Posté par Je dis chut à 00:47 - Ca va bien ou ça va mal !!! - Commentaires [1] - Rétroliens [0]


20.02.09

DOPC vs ABCD !!!

Il avait donc raison !!! Les choses ont changé. Connaître son identité, savoir de quoi il est fait, ses formes, ses désirs et nos cris, nos chagrins respectifs et tellement faux. S’est-on aimés ? Non !!! S’est-on hais ? Non et oui. On me demande, remarquez qu’on me demande beaucoup de chose, depuis quand je dois justifier tous mes actes, mes gestes, mes paroles ? Visiblement ça en devient un passage presque obligatoire avec moi. On me voit, on demande. Bref, on me demande pourquoi je n’écris plus comme avant ?

 

Veuillez précisez votre question !!! Avant tu écrivais autrement, tu étais plus optimiste, moins cru, plus doux … donc avant j’étais niais et totalement débile, c’est ça que tu es en train de me dire ? Je comprends de plus en plus pourquoi ton amitié n’a été que fausse. Oui, je sais tu vas lire ces mots. Par pitié, ne me demande pas pourquoi !!! Trop, c’est trop comme dirait l’autre, tire sur ma bobinette et c’est la main dans la gueule que tu auras.

 

Mais malheureusement il a raison. Je ne suis plus celui d’avant, ceux qui me suivent depuis maintenant quelques années l’ont bien remarqué. Une chose a changé !!! Mon otage s’est barré !!! Et puis même, je ne parle que de cul, de cul, de cul et encore de cul pour finir sur le cul !!! Certes, j’aime ça mais quand je vois comment certains en parlent, je me dis qu’il me faut encore quelques années avant d’enfoncer directement mon écriture dans le creux du sujet. Le tout sur des giclées de romantisme. Bon, d’accord, je suis le spécialiste du terme romantico-gerbant, déposé !!! Mais voilà, je laisse de nouveau mon otage se pornoniser.

 

Comme vous le savez, il y a eu la Saint Valentin, je n’ai rien contre cette fête, pour moi ce fut un samedi comme les autres. Enfin, non, je n’étais pas seul, ni habillé, ni détendu. Le monde n’est pas parfait. Fêtant dignement mon célibat à regret, la fête !!!  C’est alors que je décide de me remettre en chasse. Bonne chasse, quatre nouvelles proies, différentes les unes des autres.
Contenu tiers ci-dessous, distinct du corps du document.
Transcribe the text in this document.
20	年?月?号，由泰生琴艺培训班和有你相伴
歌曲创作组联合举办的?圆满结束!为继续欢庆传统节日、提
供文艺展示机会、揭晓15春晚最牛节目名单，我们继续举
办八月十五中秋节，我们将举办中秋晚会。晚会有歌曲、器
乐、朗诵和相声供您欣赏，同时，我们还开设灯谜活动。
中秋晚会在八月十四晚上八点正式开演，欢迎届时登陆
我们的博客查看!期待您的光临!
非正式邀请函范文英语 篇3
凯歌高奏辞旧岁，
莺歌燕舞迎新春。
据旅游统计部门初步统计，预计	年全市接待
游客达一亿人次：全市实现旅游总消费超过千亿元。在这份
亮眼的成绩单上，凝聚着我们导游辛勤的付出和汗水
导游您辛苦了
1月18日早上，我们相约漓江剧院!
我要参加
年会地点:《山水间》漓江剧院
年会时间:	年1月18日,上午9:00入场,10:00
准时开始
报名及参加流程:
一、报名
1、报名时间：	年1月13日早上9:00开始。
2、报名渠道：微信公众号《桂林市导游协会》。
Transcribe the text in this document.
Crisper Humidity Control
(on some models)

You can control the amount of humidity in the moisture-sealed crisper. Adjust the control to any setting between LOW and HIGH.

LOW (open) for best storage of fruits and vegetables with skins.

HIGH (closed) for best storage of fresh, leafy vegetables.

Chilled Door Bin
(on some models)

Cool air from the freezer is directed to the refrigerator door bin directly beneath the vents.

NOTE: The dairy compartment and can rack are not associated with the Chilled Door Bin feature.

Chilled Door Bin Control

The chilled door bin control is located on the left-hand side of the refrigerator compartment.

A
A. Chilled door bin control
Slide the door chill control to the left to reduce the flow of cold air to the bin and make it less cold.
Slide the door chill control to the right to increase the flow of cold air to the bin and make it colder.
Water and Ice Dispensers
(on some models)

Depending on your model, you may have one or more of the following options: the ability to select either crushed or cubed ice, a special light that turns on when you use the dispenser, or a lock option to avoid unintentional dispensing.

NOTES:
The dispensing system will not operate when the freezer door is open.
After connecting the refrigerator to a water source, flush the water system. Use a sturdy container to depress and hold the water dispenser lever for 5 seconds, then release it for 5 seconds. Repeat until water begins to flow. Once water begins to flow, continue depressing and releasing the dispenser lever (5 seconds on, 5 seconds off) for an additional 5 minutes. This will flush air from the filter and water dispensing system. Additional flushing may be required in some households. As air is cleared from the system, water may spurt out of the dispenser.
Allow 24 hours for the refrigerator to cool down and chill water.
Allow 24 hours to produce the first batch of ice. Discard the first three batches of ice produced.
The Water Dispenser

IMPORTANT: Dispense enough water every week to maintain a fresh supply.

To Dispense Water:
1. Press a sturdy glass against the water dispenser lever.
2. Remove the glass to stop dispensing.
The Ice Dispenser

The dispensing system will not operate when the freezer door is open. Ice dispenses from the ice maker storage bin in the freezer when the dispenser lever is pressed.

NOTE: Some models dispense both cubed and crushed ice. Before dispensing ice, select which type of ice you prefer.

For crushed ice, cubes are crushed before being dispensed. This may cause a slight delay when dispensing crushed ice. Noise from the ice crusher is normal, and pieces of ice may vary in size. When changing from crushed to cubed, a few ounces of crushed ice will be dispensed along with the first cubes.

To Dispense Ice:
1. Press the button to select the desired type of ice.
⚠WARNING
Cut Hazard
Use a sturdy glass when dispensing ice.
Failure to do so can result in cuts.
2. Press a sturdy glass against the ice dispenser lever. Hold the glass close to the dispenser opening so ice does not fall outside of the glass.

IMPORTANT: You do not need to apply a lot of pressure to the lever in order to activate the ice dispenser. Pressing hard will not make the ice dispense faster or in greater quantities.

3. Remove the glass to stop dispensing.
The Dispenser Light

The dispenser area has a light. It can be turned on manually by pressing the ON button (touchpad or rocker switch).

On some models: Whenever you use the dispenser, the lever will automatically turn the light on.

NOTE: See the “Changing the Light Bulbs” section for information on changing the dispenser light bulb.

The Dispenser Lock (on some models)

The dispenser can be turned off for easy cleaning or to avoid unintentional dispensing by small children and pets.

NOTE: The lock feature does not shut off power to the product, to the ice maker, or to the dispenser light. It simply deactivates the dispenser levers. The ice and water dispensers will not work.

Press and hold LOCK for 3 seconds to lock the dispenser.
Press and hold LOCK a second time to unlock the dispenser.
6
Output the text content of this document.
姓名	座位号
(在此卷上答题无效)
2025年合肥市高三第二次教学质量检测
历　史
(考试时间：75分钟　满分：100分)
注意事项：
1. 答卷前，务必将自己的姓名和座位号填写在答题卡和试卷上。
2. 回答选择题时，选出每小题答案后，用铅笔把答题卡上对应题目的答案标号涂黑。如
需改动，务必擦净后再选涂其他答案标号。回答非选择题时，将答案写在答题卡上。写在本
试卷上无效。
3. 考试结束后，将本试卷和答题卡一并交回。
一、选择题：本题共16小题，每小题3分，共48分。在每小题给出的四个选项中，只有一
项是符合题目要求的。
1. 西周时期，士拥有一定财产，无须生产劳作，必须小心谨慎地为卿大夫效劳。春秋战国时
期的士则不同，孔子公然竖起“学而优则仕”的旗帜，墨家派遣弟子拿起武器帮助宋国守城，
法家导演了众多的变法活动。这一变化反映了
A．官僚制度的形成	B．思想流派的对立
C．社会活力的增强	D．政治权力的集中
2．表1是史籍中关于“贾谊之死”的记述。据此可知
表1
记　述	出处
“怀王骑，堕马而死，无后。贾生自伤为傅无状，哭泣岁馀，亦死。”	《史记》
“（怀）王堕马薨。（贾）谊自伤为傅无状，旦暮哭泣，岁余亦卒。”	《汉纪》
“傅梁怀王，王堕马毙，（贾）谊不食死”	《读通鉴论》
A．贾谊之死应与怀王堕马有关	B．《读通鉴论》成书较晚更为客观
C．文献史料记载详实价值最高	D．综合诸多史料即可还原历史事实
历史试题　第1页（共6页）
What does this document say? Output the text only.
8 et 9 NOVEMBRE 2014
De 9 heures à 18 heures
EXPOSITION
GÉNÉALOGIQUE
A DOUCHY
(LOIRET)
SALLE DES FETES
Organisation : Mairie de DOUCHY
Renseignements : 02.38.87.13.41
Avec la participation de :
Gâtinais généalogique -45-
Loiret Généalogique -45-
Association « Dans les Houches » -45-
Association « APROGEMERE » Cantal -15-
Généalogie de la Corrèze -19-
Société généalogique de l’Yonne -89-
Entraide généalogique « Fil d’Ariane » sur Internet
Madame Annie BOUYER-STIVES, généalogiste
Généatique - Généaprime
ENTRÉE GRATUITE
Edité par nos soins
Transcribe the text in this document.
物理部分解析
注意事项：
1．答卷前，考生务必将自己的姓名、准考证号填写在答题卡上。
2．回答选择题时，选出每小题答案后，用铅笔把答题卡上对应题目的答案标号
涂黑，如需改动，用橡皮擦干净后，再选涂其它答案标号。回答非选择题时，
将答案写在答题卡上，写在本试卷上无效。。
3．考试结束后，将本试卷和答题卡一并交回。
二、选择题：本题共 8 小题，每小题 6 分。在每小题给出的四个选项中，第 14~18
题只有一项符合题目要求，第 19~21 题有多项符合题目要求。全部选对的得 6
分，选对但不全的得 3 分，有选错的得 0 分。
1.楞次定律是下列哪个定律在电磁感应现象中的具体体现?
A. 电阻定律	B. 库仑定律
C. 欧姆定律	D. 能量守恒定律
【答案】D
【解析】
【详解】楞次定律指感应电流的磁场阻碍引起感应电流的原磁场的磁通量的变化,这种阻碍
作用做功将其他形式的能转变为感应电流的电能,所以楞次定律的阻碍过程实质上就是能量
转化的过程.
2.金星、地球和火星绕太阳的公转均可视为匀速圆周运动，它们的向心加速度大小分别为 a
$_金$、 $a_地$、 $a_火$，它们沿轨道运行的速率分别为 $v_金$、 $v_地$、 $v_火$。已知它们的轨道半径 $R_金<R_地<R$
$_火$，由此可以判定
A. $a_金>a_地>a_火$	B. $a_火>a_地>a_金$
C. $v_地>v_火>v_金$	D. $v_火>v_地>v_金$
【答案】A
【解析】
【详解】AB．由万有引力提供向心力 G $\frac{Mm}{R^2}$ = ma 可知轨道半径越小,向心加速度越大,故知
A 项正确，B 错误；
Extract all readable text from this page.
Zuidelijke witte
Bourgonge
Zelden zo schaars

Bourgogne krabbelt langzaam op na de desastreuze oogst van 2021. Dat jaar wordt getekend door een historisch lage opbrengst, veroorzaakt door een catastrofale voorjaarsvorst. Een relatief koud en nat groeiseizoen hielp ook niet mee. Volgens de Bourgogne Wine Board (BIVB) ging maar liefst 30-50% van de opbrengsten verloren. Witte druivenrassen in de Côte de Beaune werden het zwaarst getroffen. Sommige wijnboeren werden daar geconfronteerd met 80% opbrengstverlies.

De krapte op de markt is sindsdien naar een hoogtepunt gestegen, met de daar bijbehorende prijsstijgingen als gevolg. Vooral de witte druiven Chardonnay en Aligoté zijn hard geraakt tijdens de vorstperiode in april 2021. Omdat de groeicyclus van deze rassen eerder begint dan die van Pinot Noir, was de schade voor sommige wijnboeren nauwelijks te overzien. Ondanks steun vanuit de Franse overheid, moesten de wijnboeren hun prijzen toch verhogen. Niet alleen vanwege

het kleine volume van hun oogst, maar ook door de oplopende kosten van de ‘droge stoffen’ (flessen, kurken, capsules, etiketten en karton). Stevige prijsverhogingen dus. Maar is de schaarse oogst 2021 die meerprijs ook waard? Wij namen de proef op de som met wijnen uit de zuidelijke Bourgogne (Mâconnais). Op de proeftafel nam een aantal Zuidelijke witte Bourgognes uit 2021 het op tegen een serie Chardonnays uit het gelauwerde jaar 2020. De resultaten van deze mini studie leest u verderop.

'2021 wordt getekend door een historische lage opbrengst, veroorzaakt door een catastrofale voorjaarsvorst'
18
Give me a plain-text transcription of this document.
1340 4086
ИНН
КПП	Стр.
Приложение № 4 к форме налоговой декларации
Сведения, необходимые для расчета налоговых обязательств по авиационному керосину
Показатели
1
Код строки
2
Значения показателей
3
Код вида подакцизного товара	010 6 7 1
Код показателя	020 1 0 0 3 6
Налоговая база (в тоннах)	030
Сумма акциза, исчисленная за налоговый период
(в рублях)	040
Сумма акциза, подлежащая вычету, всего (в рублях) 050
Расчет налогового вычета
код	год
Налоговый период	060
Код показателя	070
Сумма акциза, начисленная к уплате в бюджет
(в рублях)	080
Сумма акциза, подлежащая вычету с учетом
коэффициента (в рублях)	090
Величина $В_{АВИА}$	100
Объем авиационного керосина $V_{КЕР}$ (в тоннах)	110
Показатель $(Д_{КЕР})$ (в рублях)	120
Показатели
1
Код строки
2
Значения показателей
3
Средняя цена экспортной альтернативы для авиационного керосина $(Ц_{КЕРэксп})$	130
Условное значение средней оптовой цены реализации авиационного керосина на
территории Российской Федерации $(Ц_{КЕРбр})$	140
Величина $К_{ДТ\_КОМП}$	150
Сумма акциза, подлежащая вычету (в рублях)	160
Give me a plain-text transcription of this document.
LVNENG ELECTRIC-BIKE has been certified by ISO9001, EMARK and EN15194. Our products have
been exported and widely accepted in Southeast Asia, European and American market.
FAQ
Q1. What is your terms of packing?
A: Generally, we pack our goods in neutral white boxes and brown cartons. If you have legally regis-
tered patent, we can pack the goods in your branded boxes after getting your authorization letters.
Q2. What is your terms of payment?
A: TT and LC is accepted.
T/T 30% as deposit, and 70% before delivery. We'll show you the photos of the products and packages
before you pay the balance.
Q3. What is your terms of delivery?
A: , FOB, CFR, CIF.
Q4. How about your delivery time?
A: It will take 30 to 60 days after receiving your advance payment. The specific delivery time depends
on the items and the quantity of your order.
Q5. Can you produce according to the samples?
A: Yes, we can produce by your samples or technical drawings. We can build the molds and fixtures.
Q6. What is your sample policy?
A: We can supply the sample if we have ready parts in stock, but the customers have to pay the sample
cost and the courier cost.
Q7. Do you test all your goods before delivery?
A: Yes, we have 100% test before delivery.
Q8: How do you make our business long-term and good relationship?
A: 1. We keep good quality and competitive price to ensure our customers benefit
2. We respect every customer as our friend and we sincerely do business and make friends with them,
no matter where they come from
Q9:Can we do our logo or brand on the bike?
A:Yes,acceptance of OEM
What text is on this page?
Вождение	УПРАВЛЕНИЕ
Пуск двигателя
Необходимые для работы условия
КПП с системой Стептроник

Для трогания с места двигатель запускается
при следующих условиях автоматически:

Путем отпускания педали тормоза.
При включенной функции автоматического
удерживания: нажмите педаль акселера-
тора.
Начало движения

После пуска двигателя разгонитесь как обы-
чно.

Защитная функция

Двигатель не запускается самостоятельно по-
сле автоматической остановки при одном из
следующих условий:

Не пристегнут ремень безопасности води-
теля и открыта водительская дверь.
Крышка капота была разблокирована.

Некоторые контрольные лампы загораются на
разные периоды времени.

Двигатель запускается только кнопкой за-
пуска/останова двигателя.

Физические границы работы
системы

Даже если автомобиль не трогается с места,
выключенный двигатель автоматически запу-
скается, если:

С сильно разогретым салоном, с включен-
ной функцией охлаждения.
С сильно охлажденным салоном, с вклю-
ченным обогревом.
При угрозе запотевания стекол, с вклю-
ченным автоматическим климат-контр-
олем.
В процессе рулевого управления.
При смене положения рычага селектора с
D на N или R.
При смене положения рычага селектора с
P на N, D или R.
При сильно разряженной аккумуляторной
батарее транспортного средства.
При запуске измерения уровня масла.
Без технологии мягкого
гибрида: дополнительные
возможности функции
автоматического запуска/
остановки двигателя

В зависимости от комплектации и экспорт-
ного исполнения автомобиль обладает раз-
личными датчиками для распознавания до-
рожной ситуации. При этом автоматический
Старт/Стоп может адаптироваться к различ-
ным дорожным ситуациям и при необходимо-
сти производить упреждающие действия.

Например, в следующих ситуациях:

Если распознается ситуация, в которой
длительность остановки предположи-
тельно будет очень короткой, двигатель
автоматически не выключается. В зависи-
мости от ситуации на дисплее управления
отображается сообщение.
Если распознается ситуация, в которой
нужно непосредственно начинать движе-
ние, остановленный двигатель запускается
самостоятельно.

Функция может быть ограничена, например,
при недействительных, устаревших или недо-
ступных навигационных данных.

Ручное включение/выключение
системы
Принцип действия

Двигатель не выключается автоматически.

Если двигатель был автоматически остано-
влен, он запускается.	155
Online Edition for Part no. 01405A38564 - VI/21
Pour ne nommer personne et respecter un anonymat tellement rêvé, n’est ce pas ? Appelons ABCD !!!

 

A. Le genre de beauté qui se fait une fois tous les dix ans à qui je viens malheureusement de briser les espérances en lui avouant clairement que l’électron libre que je suis n’a pas le désir de s’associer dans l’immédiat. B. Le genre de virilité indépendante qui le rend tellement plus humain et à qui je viens malheureusement de laisser partir en lui avouant que le meurtri que je suis n’a pas le désir de fonder de l’espoir perdu dans l’immédiat. C. Le genre de distance rapprochée à ne vouloir communiquer qu’entre midi et une et à qui je viens malheureusement de fermer la porte en lui avouant que l’homme expansif que je suis n’a pas envie d’être contenu dans une tranche horaire dans l’immédiat. D. Le genre d’atypisme assumé et terriblement charismatique à qui je viens malheureusement de mentir en lui avouant que je suis sans attache affective dans l’immédiat.

 

Pour résumer, pour ne pas être déçu, il vaut mieux ne rien tenter et continuer à rêver. A bientôt un quart de siècle, je sais enfin ce que je veux.

 

Rêver et ne plus me réveiller.

 

 

 

 

Je dis chut !!!

DOPC !!!

Posté par Je dis chut à 16:42 - Morceaux de vie !!! - Commentaires [1] - Rétroliens [0]

11.02.09

Oui mais !!!

Tu peux répéter, je n’ai pas bien compris !!! Tu veux t’installer chez moi !!! Oui, bien sur, sans aucun problème. Alors là y a la porte et c’est tout ce que tu verras. Au revoir, et surtout adieu. Vivre dans ma vie !!! Oui, bien sur, et sur mes fesses il est tatoué « entrez sans frapper » !!! Et puis, tu ne peux pas, mon mari va rentrer d’une minute à l’autre. Mon mari ? Oui, il me reste juste à le prévenir qu’il ne s’est pas dans quel fourbie il se fourre. Et puis, un de perdus, dix de retrouvés, comme on dit.

 

Te souviens-tu de tous ceux que tu as vu jouir ? D’amour, de sexe, de nerfs ? Moi, non !!! Malheureusement. C’est là qu’on suppose un bug dans l’ordinateur cérébral. En même temps depuis bientôt trois ans, je n’ai que papillonné sur la tige d’un seul homme. Une année que je ne la butine plus. Une année ou mon désert sexuel s’entend très bien avec mon désert affectif. Où les platanes meurent, les uns après les autres de sécheresse, même si il y a eu l’arrosage automatique du SOS Docteur. Et il y a toujours lui. Lui, l’avocat, lui, mes frissons.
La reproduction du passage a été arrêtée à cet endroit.